I keep my hair cut short, these days. It used to be quite long. But it’s too thin to look good like that, now, and it’s ebbed back from my face like a low spring tide. So I keep it short, quite short, buzzed short for long, hot days.
Of late, though, I’ve been at home, at work on the web and ’net; I talk on the phone to most of those I work with, and I have a dearth of cash. I’ve not gone to get my hair cut for some time. It’s now as long as it has been for months.

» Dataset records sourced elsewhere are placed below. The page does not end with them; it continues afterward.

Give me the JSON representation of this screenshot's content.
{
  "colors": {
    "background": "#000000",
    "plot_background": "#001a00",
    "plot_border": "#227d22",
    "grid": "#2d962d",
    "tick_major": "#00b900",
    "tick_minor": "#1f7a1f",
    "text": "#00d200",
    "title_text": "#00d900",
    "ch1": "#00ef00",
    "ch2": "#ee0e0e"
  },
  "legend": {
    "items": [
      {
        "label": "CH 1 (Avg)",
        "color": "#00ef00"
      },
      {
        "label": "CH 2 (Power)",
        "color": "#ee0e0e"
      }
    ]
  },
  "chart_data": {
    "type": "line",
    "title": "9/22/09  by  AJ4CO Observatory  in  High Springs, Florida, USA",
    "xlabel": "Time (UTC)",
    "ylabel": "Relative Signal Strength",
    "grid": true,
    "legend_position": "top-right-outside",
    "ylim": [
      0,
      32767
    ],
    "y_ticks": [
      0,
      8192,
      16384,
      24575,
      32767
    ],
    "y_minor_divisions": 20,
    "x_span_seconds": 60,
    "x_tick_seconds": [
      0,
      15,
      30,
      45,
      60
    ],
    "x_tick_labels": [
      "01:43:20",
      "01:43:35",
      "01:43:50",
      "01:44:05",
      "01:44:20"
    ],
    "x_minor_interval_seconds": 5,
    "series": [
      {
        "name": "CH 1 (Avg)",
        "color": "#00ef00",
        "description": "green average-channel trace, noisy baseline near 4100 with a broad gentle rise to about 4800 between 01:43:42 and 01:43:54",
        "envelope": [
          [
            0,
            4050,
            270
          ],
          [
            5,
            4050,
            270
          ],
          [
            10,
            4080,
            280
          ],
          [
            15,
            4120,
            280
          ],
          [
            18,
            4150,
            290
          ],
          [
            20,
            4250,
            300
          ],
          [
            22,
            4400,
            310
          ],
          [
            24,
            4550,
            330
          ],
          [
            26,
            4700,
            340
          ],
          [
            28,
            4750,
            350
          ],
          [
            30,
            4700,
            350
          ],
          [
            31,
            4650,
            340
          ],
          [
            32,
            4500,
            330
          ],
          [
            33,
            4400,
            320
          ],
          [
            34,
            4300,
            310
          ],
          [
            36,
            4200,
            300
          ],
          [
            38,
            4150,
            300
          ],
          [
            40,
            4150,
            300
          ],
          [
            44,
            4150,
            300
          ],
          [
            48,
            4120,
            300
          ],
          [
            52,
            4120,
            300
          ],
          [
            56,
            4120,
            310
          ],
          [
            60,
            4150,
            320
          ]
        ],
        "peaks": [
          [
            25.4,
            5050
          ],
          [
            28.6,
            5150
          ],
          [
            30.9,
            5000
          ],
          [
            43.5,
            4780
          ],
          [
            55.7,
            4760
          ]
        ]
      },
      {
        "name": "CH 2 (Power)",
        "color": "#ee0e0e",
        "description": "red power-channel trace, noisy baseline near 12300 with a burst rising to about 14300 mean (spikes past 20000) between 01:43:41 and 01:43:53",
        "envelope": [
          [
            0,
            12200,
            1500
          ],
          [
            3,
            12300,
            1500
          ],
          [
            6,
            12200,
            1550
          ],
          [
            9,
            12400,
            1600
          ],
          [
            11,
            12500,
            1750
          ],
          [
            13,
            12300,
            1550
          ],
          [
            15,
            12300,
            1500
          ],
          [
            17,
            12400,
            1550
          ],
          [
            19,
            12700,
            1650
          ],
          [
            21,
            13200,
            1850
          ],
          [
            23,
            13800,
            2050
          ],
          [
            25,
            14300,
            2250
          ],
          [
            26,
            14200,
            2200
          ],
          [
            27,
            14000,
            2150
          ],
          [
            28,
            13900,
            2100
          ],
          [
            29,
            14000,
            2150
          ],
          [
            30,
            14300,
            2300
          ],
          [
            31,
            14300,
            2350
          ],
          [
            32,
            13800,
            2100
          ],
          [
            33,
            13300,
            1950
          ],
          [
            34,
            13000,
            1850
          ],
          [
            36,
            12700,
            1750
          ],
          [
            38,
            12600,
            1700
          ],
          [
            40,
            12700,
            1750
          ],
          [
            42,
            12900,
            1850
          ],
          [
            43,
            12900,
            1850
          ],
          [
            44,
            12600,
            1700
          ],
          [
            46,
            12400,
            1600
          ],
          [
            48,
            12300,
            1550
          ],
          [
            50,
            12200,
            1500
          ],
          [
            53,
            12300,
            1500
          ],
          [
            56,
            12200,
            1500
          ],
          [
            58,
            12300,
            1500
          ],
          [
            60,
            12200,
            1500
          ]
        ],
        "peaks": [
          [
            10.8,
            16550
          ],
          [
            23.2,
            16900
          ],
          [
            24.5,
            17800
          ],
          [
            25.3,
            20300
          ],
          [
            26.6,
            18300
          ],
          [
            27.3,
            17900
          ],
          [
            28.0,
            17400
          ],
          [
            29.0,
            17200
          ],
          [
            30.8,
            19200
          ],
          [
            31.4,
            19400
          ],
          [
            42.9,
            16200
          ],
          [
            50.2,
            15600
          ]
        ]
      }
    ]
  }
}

At the end of this past week, as I walked through Old Town, the wind blew up in strong gusts, and my hair was now so long that it tossed on top of my head, a brief wild dance held fast by the roots, and I felt the ends of my hair prick my ears, and the skin of the back of my neck. It was a thing I’d not felt—I don’t want to say “for years,” but it had been a long time, a long, long time. I stopped there on the curb and felt my skin crawl down my back, down where my ribs curl in to meet my spine, pricked by the ghosts of my hair, my long hair, tossed in a long-gone wind—
(And now I stop and fret: “ghosts.” Is that one sound, or two? At first blush, one would think one, but say the word out loud, and hear it, where the “t” breaks the flow of ess to ess, and turns the breath of the word from one gust to two, or one and a half, but more, I think, than just one. And what of words that have been joined by a dash? Does “long-gone” count as two words, two sounds, or is it one word, one thought, but two sounds, joined by that small line?
(This game is hard; more work than it might seem, at first. But fun.)